Totally - the only completely safe way is to inject keys in a proxy and keep them out of the process. But getting them totally out of plaintext is a great first step, both to keep it from AI and malicious scripts that are looking for keys.


which agent framework or tool gives guarantee for leaks?


does you agent only print "Hello World" on console ? or it uses any service ;)


if you usecase is just about dealing with private key and txn signing why not use any KMS service?


No, more like letting an agent interact safely with an HPC frontend. No cloud, no Windows


so you prefer using separate VM machines?


something that you dont like about using AWS secrets Manager or think it should be handle differently?

im researching around building a execution environment that handle the secret + actual execution, any input is appreciated


Well since in my case all of the LLMs I use are hosted by AWS Bedrock, it means I can get away with only caring about AWS Access keys.

If I need to store database passwords in secrets manager, I can just pass the ARN of the secret manager key in the connection string. I often don’t need to even do that and prefer to use the Data API to access Aurora Postgres/Mysql and that also uses the IAM permissions.

Even for access to EC2 instances I use an IAM controlled Session Manager proxy to access it over SSH/RDP.

But Secrets Manager just works. It’s a simple API/ClI command and the permission system to access it is very granular.


is there any tool that can do this ?


I use mitmproxy outside of agent vm


interesting, how do you use mitmproxy for calling openAI llm ? or what exactly you use it for ?


Mitmproxy it to avoid giving model access to secrets.

My assistant lives in ubuntu vm. When I ask it to “check email” it uses imap with password “xyz” and fetches emails.

But my mail password is actually “abc”. Mitmproxy outside of vm replaces all “xyz” to “abc” for outgoing requests. And reverse for incoming


keyring is one of solution but even substituting values at excution does not gaurantee the security as agents can read the process itself.

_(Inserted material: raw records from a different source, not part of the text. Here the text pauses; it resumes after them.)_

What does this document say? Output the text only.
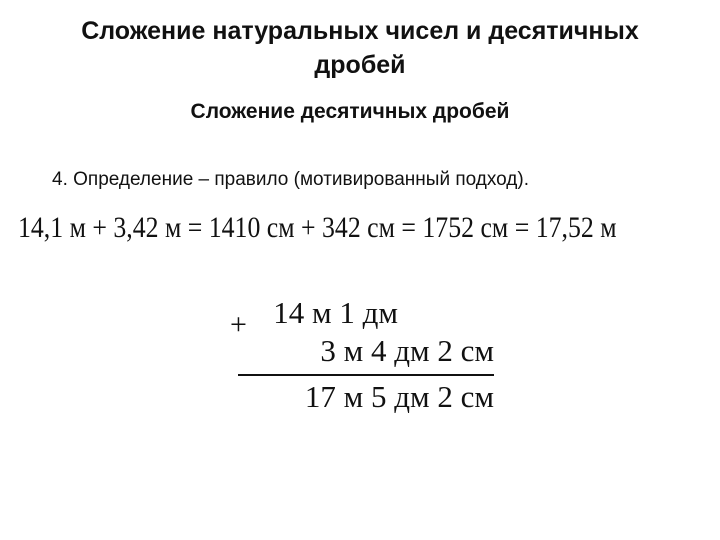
Сложение натуральных чисел и десятичных дробей
Сложение десятичных дробей
4. Определение – правило (мотивированный подход).
14,1 м + 3,42 м = 1410 см + 342 см = 1752 см = 17,52 м
+ 14 м 1 дм
3 м 4 дм 2 см
17 м 5 дм 2 см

im building a safe agent execution layer, A runtime where agents can act, but cannot access secrets. kinda sidecar that is callable by agent for using api keys, secrets, private keys, etc and plus one can add policy on how and what a agent can do.

does this seems good?


yah keyring is more for static protection. when the agent process itself is hostile, keyring is kinda obsolete.

but then i think the key is that sometimes agent does need access to credentials to be useful - like i will give some credentials to agent such as my browser account access.

personally i feel it is not really about preventing agent from accessing credentials, but more to have the supervision layer when agent access it - like you know exactly when and why agent need to access it and you have the ability to deny or approve it.


so do we need something like `safe agent execution layer - that is policy enforced` (SEAL) we can manage what should be allowed and what not

agent uses llm to plan the action, but the actual execution happens in SEAL.

any example where it would make sense to start with?

open for thoughts


yah man i saw your project on the execution layer. i think it is great. but one thing i notice in my daily usage is that i am not sure what to allow or deny before the actual usage. like personally i am not able or interested in pre-setting policies. like claude code, you never know what agents want to call before the actual tool use - could be curl, bash, a random command for a random solution to a random problem. so i believe this supervision needs to be at runtime instead of preset


For those interested, the playground uses a guest wallet stored on browser localstorage so there’s no signup friction.